5. Download local Map before you arrive
It is best to download an offline map of the city where you are traveling. Get yourself oriented before you go to get an idea of the city. Use Maps.me or Google Maps for offline maps.
6. Bring a Lock For Your Valuables
Most hostels or home stays don’t have locks for their locker room or they offer it for a price. I recommend your bring your own combination lock. Here is where you lock your valuables like your macbook, iPad or your cameras. Worst case scenario if the place doesn’t have a locker leave it with the front desk or hide it under the mattress.
7. Try Your Best to Blend In
If you are in a foreign country find a way to blend in rather than stand out as a tourist. For example in Medellin, Colombia locals don’t wear shorts. Only gringos (foreigners) do. If you go there in your shorts you can become a primary target. You can wear thin cotton pants instead.
For women traveling in western clothes in conservative countries like India or Egypt can attract unwanted attention. Wear Salwar Kameez in India. Or simply a scarf around your neck would be fine.
8. Learn basic words in Local Language
Try to pickup some basics words in the local language.
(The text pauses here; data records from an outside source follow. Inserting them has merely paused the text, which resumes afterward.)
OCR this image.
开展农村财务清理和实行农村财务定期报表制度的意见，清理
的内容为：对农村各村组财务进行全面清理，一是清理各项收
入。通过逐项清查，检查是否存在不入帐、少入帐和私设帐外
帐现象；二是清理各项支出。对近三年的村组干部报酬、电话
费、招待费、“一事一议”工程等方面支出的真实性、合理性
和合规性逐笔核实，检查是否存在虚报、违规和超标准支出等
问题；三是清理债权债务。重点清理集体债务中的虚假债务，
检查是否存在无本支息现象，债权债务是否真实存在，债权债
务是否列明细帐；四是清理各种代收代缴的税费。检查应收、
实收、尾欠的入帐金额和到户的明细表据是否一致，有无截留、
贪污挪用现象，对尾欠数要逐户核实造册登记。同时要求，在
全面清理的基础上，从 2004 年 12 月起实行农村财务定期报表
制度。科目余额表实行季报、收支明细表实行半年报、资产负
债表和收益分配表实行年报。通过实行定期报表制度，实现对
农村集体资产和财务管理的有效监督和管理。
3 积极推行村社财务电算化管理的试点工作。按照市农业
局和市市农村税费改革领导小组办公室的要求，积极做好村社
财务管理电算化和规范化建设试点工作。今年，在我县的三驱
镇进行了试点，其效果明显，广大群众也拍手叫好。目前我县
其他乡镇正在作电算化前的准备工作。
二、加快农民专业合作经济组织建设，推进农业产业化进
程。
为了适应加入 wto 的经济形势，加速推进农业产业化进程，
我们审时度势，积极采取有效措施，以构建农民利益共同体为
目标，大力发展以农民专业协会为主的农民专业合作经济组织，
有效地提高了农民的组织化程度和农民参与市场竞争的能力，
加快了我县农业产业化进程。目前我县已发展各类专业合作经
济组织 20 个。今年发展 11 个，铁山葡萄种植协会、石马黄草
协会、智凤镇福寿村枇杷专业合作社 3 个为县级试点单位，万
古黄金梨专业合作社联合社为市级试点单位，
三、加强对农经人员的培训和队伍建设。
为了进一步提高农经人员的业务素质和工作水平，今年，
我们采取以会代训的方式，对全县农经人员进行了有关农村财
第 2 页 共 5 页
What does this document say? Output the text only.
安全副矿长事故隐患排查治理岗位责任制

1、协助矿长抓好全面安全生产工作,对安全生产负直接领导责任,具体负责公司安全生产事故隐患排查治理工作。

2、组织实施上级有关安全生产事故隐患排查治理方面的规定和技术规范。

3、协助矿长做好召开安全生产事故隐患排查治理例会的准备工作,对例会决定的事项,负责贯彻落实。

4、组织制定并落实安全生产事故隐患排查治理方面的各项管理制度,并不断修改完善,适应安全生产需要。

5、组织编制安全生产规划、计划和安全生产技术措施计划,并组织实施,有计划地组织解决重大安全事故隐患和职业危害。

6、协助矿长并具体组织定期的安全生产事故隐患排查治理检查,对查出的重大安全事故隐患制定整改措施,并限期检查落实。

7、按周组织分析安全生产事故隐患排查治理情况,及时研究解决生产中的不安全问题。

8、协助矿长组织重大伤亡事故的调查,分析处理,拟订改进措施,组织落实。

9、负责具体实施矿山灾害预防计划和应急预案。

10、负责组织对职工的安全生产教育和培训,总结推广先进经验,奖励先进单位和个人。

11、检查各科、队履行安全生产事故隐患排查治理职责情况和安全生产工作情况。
This will help you to get around the place and also in emergency situations.
9. Don’t Leave Anything Unattended in Public
If you are one of those travelers who carry a selfie stick to take pictures ask someone who you can trust. I’ve heard stories where some guy grabbed the phone and ran away. If you are carrying a big bag it is better to leave it in the
At bus, train station or airport, secure your luggage with a strap around your arm or fasten to your seat with a lock. If you are traveling in a bus make sure to keep your valuable belongings on your lap and not as checked in luggage. Always try to keep a part of your body connected to the bag.
Remember, any minor obstacle or inconvenience is an effective deterrent for thieves.
10. Get insured
It goes without saying that you need a travel insurance plan when you are traveling abroad especially if you plan to do any adventure sports. Luckily there is one that you can cover your back – SafetyWing travel insurance that has insurance coverage in almost all the countries in the world. The rates are pretty good as well.
Let me give some stats as an additional info.
The top 5 cities for homicide (per 100,000 inhabitants):
- Caracas, Venezuela (120)
- San Pedro Sula, Honduras (111)
- San Salvador, El Salvador (109)
- Acapulco, Mexico (105)
- Maturí, Venezula (87).
The top 5 countries for road fatalities (per 100,000 inhabitants)
- Libya (73)
- Thailand (36)
- Malawi (35)
- Liberia (34)
- DRC (33)
World average is 17.4; UK is 2.9 and USA is 10.6.